Proprio ieri, durante un convegno a lui dedicato, il pronipote Nino Melito Petrosino ha raccontato la storia di Joe in un contesto elegante: l'aula d'onore della School of Management di via Ventimiglia, a Torino. Un evento che ha visto la partecipazione di illustri relatori, tra cui Luca Pantanella, segretario generale provinciale del sindacato di Polizia di Stato FSP, il vice questore di Torino Luigi Mitola, l'assessore regionale alla Sicurezza Enrico Bussalino, il vice presidente nazionale di FSP Franco Maccari e la dottoressa Marzia Giustolisi, dirigente della Squadra Mobile di Torino.

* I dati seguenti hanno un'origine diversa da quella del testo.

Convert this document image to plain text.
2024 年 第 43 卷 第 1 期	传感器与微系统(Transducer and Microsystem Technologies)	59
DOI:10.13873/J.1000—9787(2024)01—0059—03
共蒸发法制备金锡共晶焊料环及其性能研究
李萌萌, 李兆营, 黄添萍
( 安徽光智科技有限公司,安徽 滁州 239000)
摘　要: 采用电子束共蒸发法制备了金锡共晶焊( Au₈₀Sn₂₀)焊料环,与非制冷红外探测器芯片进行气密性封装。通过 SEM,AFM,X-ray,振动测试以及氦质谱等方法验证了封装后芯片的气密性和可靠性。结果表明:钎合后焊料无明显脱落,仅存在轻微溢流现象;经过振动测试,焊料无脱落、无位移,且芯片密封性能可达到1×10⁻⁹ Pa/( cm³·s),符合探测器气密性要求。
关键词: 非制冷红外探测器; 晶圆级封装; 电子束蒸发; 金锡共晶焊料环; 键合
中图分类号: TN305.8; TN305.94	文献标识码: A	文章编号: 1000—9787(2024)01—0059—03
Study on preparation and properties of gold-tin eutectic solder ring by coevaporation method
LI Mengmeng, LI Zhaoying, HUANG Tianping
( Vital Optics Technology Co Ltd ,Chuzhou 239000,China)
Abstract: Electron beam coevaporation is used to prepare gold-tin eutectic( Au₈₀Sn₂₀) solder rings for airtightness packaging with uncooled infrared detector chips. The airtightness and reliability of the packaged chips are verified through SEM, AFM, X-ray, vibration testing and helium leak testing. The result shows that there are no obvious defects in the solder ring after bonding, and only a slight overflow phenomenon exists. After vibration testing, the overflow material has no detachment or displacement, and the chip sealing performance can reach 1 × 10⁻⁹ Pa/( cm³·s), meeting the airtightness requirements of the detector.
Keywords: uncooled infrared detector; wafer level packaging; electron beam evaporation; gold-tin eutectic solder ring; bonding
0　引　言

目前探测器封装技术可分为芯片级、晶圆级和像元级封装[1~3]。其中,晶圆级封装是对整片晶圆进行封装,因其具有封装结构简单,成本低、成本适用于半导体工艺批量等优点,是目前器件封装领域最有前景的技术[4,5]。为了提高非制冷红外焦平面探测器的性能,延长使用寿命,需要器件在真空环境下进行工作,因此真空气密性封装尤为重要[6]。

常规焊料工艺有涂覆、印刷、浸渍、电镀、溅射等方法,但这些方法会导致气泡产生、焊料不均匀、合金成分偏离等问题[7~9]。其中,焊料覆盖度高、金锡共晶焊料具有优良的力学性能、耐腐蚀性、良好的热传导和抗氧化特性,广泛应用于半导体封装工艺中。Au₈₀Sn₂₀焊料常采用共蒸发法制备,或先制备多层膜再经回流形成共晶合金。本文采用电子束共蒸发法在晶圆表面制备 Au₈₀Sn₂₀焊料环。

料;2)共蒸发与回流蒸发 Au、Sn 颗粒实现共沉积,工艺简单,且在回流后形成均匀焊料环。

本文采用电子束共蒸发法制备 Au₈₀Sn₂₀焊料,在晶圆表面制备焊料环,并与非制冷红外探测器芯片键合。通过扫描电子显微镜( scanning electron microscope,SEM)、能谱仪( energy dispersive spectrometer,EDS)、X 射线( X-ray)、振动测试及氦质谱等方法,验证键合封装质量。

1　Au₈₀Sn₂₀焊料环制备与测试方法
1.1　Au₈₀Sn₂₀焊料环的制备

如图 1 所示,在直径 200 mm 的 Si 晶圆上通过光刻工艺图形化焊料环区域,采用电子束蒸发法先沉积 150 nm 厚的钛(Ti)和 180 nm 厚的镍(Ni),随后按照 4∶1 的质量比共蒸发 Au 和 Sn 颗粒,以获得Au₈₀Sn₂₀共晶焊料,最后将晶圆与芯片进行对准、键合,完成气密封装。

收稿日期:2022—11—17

Il convegno ha offerto spunti di riflessione sull'evoluzione della mafia in Italia, e su come la criminalità oggi si stia evolvendo, modificando i volti e le dinamiche. In particolare, Luigi Mitola ha evidenziato come "il movimento migratorio porta risorse e manodopera ma anche una nuova criminalità", sottolineando che, un tempo, erano gli italiani ad esportare la mafia negli Stati Uniti, mentre oggi la situazione è cambiata, e la mafia si è adattata, infiltrandosi in ambienti e settori economici più insospettabili.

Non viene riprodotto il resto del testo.